In my opinion the limit should be either $1-(\infty)i$ or $1+(\infty)i$ depending on the side from which we approach. If not can you clear my doubt how can we neglect the real part present here?
Your opinion seems correct in one sense. I think the reason for the ambiguity is that in complex analysis, people usually only talk about one complex infinity (denoted just $\infty$ or $\hat\infty$). Here is the reasoning: multiplying your expression by the complex conjugate of the denominator, we get $$\frac1{x^2+ix}=\frac{x^2-ix}{x^4+x^2}=\frac1{x^2+1}-\frac i{x^3+x}.$$ From here one easily computes the limits of the real and imaginary parts. It is certainly correct to say the real part approaches $1$ and the imaginary part approaches $\mp\infty$ as $x\to0^{\pm}$.
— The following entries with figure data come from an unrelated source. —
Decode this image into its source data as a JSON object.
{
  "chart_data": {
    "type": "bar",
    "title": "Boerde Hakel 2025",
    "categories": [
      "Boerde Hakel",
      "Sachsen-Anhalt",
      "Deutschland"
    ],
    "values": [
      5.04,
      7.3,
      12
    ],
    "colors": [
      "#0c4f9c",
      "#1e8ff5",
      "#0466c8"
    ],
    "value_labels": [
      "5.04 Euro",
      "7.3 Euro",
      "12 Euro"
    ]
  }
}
However less common is another notion called directed infinity which asks in which direction in the complex plane the convergence occurs. This would be something in the form $z\infty$, meaning infinity in the direction of $\arg(z)$. This must be what Wolfram Alpha is telling you, since asymptotically $1\pm i\infty$ is parallel to the ray starting at $0$ passing through $\pm i$.